IndexFunds.com Review

This book is an excellent follow-up to Larry's first successful title on index investing, The Only Guide to a Winning Investment Strategy You'll Ever Need. As in his first book, the author copiously quotes and analyzes the tenants of Modern Portfolio Theory and debunks, in clear and crisp prose, many of the myths perpetuated daily by the financial media. The systematic, academic approach to dissembling the myth that active managers can outperform the market leaves little doubt that Wall Street's success is not perpetuated by financial truths, but rather through marketing savvy. Practices which highlight to this point include selection of the index that makes the manager's returns look the best over time, regardless of whether the index is an appropriate comparison of the manager's holdings; depiction of returns on a "gross" basis as opposed to showing the same returns net of management fees, trading costs, cost of cash, and market impact; and perhaps the largest and least-discussed factor inhibiting real returns - taxes. See if you can find any of these factors mentioned or accounted for the next time you see Peter Lynch chatting you up in a 30-second sound bite!The book goes on to provide many useful morsels of investment wisdom such as explaining risk and how risk figures into asset allocation. It concludes with some sample allocations for readers to consider. One criticism would be that we would like to see more index product examples quoted from sources other than Dimensional Fund Advisors (DFA) and their proprietary products that can only be purchased through Registered Investment Advisors (RIA) such as the author's firm. If you can keep this in mind as you study the author's superior research and analysis of the benefits of passive investment over stock picking, you will come away with the unquestionable conclusion that it is certainly time to raise the petard against the drivel that is fed to the American mutual fund investor on a daily basis through television and the financial press.

A must read for the serious investor

After working with countless investors throughout my career, I have grouped them into primarily two categories - amateur investors and serious investors. Amateur investors will continue to succumb to Wall Street's hype of picking individual stocks and actively managed mutual funds in an effort to beat the market. This should come as no surprise, as this is how Wall Street makes its living, and the industry will spend billions of dollars in advertising revenue to entice them to continue this pursuit. As a result, the amateur investor who is more attuned to the speculative nature of investing will have little use for this book.However, if you are a serious investor who is committed to maximizing your returns for the long haul, this book is a must read.

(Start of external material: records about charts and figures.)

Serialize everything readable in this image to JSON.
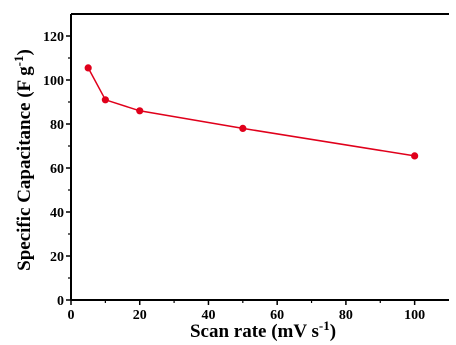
{
  "chart_data": {
    "type": "line",
    "xlabel": "Scan rate (mV s",
    "xlabel_sup": "-1",
    "xlabel_end": ")",
    "ylabel": "Specific Capacitance (F g",
    "ylabel_sup": "-1",
    "ylabel_end": ")",
    "xlim": [
      0,
      110
    ],
    "ylim": [
      0,
      130
    ],
    "xticks": [
      0,
      20,
      40,
      60,
      80,
      100
    ],
    "yticks": [
      0,
      20,
      40,
      60,
      80,
      100,
      120
    ],
    "grid": false,
    "series": [
      {
        "color": "#e0001b",
        "marker": "circle",
        "x": [
          5,
          10,
          20,
          50,
          100
        ],
        "y": [
          105.5,
          91,
          86,
          78,
          65.5
        ]
      }
    ]
  }
}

Mr. Swedroe first details the fallacy of pursuing top-performing stocks and mutual funds, and why this activity is in fact detrimental to building wealth. He then explains the various risk/reward dimensions of various asset classes, and most importantly shows the reader HOW to build a diversified portfolio by combining these asset classes of passively managed (index) funds with their tolerance for risk in relation to an investment time horizon. When it comes to investing, it has been said that the only difference between genius and stupidity is that genius has its limits. The incredible volatility of the stock market has forced many investors to deal with the conflicting emotions of fear and greed in this context. For investors who have finally chosen to remove themselves from Wall Street's losing ways and instead build a simple and sophisticated portfolio for the long haul, Swedroe's book is pure genius. The author has become the pied piper of passive portfolio management. His efforts at revealing the genius of passive investing (indexing) continues to impact thousands of investors who tune in to his work. Swedroe's new book is certain to have a major impact in the ongoing indexing revolution that, despite its recent popularity, is only now beginning to reach the average investor.